Much economic analysis—and virtually all game theory—starts with the assumption that people are both rational and selfish. An example is the analysis of the famous prisoner’s dilemma (Rapoport and Chammah, 1965). A prisoner’s dilemma game has the following structure. Two players must each select a strategy simultaneously and secretly. In the traditional story, the two players are prisoners who have jointly committed some crime and are being held separately. If each stays quiet (cooperates) they both are convicted of a minor charge and receive a one-year sentence. If just one confesses and agrees to testify against the other (defects), he goes free while the other receives a ten-year sentence. If both confess, they both receive a five-year sentence. The game is interesting because confessing is a dominating strategy—it pays to confess no matter what the other person does. If one player confesses and the other doesn’t, he goes free rather than spend five years in jail. If, on the other hand, the other player also confesses, then confessing means a five-year sentence instead of ten.
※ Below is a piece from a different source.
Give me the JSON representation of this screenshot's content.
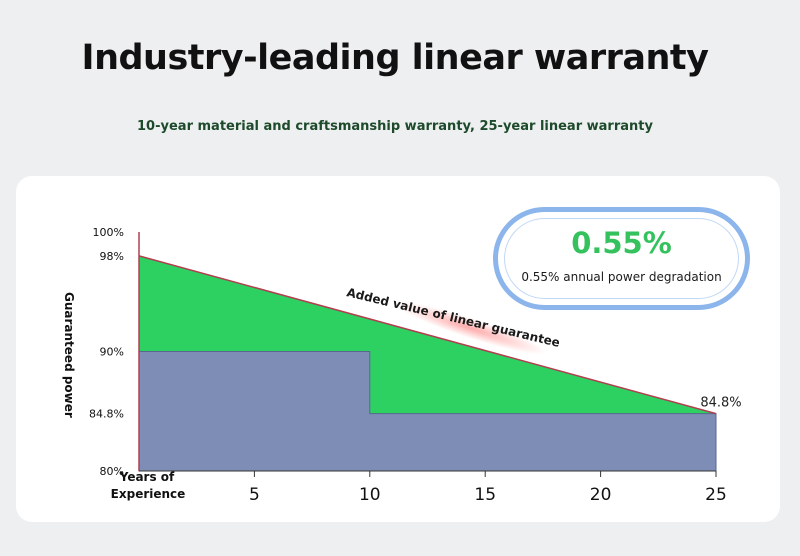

The assumptions of rationality and self-interest yield the prediction that people playing a game with this structure will defect. People are assumed to be clever enough to figure out that defection is the dominant strategy, and are assumed to care nothing for outcomes to other players; they will, moreover, have no qualms about their failure to do “the right thing.”
A similar analysis applies to what economists call public goods. A public good is one which has the following two properties: (1) once it is provided to one person, it is costless to provide to everyone else; (2) it is difficult to prevent someone who doesn’t pay for the good from using it. The traditional example of a public good is national defense. Even if you pay no taxes, you are still protected by the Armed Forces. Another example is public radio and television. Even if you do not contribute, you can listen and watch. Again, economic theory predicts that when confronted with public goods, people will “free ride.” That is, even if they enjoy listening to public radio, they will not make a contribution because there is no (selfish) reason to do so. (For a modern treatment of the theory of public goods, see Bergstrom, Blume, and Varian, 1986.)
The predictions derived from this assumption of rational selfishness are, however, violated in many familiar contexts. Public television in fact successfully raises enough money from viewers to continue to broadcast. The United Way and other charities receive contributions from many if not most citizens. Even when dining at a restaurant away from home in a place never likely to be visited again, most patrons tip the server. And people vote in presidential elections where the chance that a single vote will alter the outcome is vanishingly small. As summarized by Jack Hirshleifer (1985, p. 55), “the analytically uncomfortable (though humanly gratifying) fact remains: from the most primitive to the most advanced societies, a higher degree of cooperation takes place than can be explained as a merely pragmatic strategy for egoistic man.” But why?
In this chapter and the next one, the evidence from laboratory experiments is examined to see what has been learned about when and why humans cooperate. This chapter considers the particularly important case of cooperation versus free riding in the context of public good provision.